Zukünftige Anwendungen von Erobotern

Eroboter könnten Anwendungen in den Bereichen Gesundheit, Bildung und Forschung haben.

Eroboter könnten für Individuen benutzt werden, die Schwierigkeiten haben, sexuelles Vergnügen zu erleben. Eroboter könnten auch in medizinischen und therapeutischen Einrichtungen eingesetzt werden, um Ängste und Unsicherheiten im Zusammenhang mit Intimität zu überwinden oder um Trauma-Opfern zu helfen, ihren Körper und ihre Sexualität wieder zu entdecken.

Eroboter könnten zur Erforschung und Übung eingesetzt werden, um den Menschen zu helfen, ihre erotischen Vorlieben zu entdecken. Sie könnten auch entwickelt werden, um eine validierte interaktive Sexualerziehung anzubieten und den Menschen zu helfen, auf innovative Art und Weise etwas über Respekt, Zustimmung, Vielfalt und Gegenseitigkeit zu lernen.

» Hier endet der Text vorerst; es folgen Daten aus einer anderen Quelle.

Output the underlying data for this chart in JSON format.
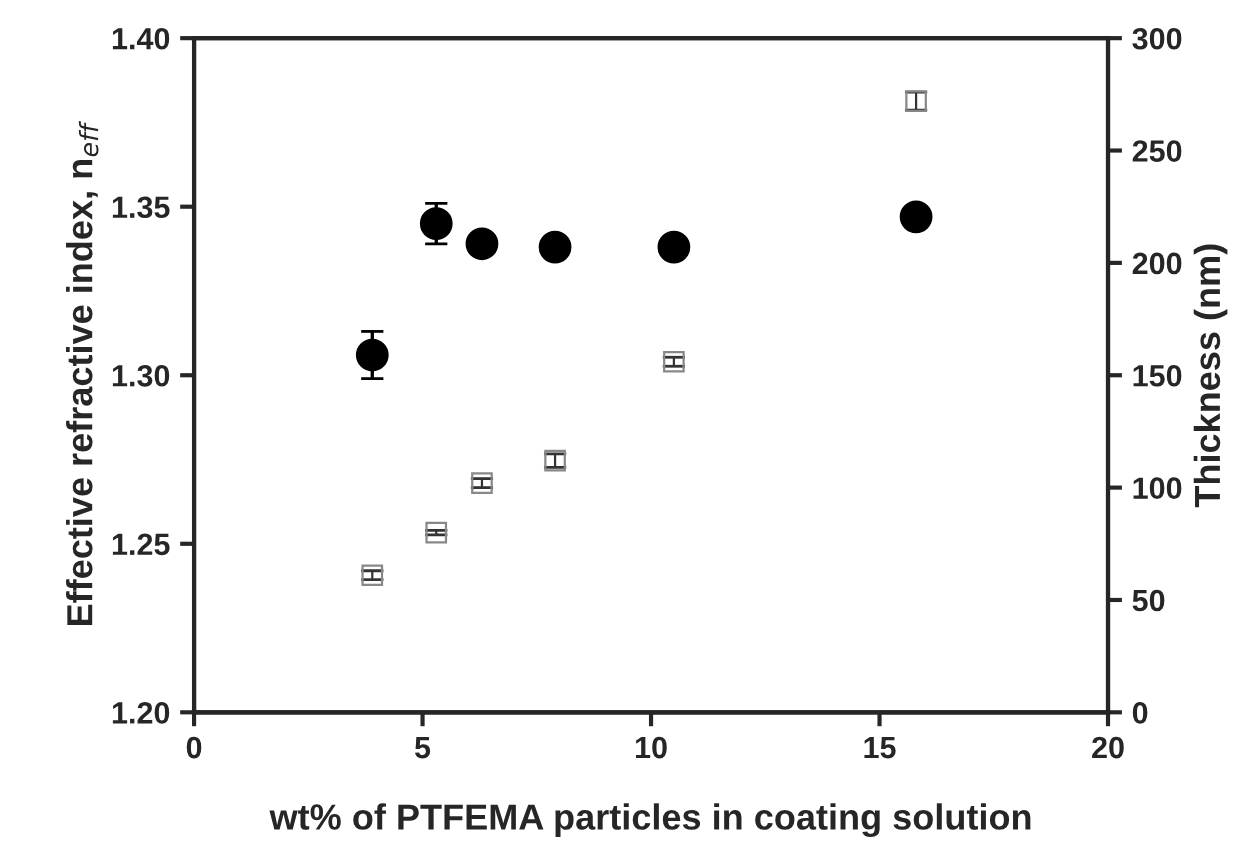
{
  "chart_data": {
    "type": "scatter",
    "xlabel": "wt% of PTFEMA particles in coating solution",
    "ylabel": "Effective refractive index, n$_{eff}$",
    "y2label": "Thickness (nm)",
    "x": [
      3.9,
      5.3,
      6.3,
      7.9,
      10.5,
      15.8
    ],
    "series": [
      {
        "color": "#000000",
        "marker": "circle",
        "values": [
          1.306,
          1.345,
          1.339,
          1.338,
          1.338,
          1.347
        ],
        "errors": [
          0.007,
          0.006,
          0.003,
          null,
          0.002,
          0.002
        ]
      },
      {
        "color": "#888888",
        "marker": "square",
        "axis": "y2",
        "values": [
          61,
          80,
          102,
          112,
          156,
          272
        ],
        "errors": [
          2,
          1,
          2,
          3,
          2,
          4
        ]
      }
    ],
    "xlim": [
      0,
      20
    ],
    "xticks": [
      0,
      5,
      10,
      15,
      20
    ],
    "ylim": [
      1.2,
      1.4
    ],
    "yticks": [
      {
        "value": 1.2,
        "label": "1.20"
      },
      {
        "value": 1.25,
        "label": "1.25"
      },
      {
        "value": 1.3,
        "label": "1.30"
      },
      {
        "value": 1.35,
        "label": "1.35"
      },
      {
        "value": 1.4,
        "label": "1.40"
      }
    ],
    "y2lim": [
      0,
      300
    ],
    "y2ticks": [
      0,
      50,
      100,
      150,
      200,
      250,
      300
    ],
    "grid": false,
    "legend": false
  }
}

Eroboter könnten als standardisierte Forschungswerkzeuge eingesetzt werden, um Forschern bei der Bewältigung ethischer und methodologischer Herausforderungen im Zusammenhang mit sensiblen Forschungsprogrammen zu helfen. Sie könnten sowohl als Stimuli als auch zur Aufzeichnung von Forschungsprotokollen dienen und die mit menschlichen erotischen Interaktionen verbundenen Risiken reduzieren.

Transdisziplinäre Zukunft

Aber letztendlich müssen wir, um das Potential der Eroboter zu nutzen, transdisziplinäre Kooperationen aufbauen, um die komplexen Phänomene im Zusammenhang mit der Erobotik anzugehen. Dies bedeutet, Inputs aus verschiedenen Disziplinen – von der Informatik und Programmierung bis hin zu den Sozial- und Geisteswissenschaften – einzubringen und eine Brücke zwischen der akademischen Welt und dem privaten Sektor zu schlagen.

Eine gemeinschaftliche Zukunft ist der Schlüssel zur Entwicklung von Erobotern, die zu unserem individuellen und kollektiven Wohlbefinden beitragen.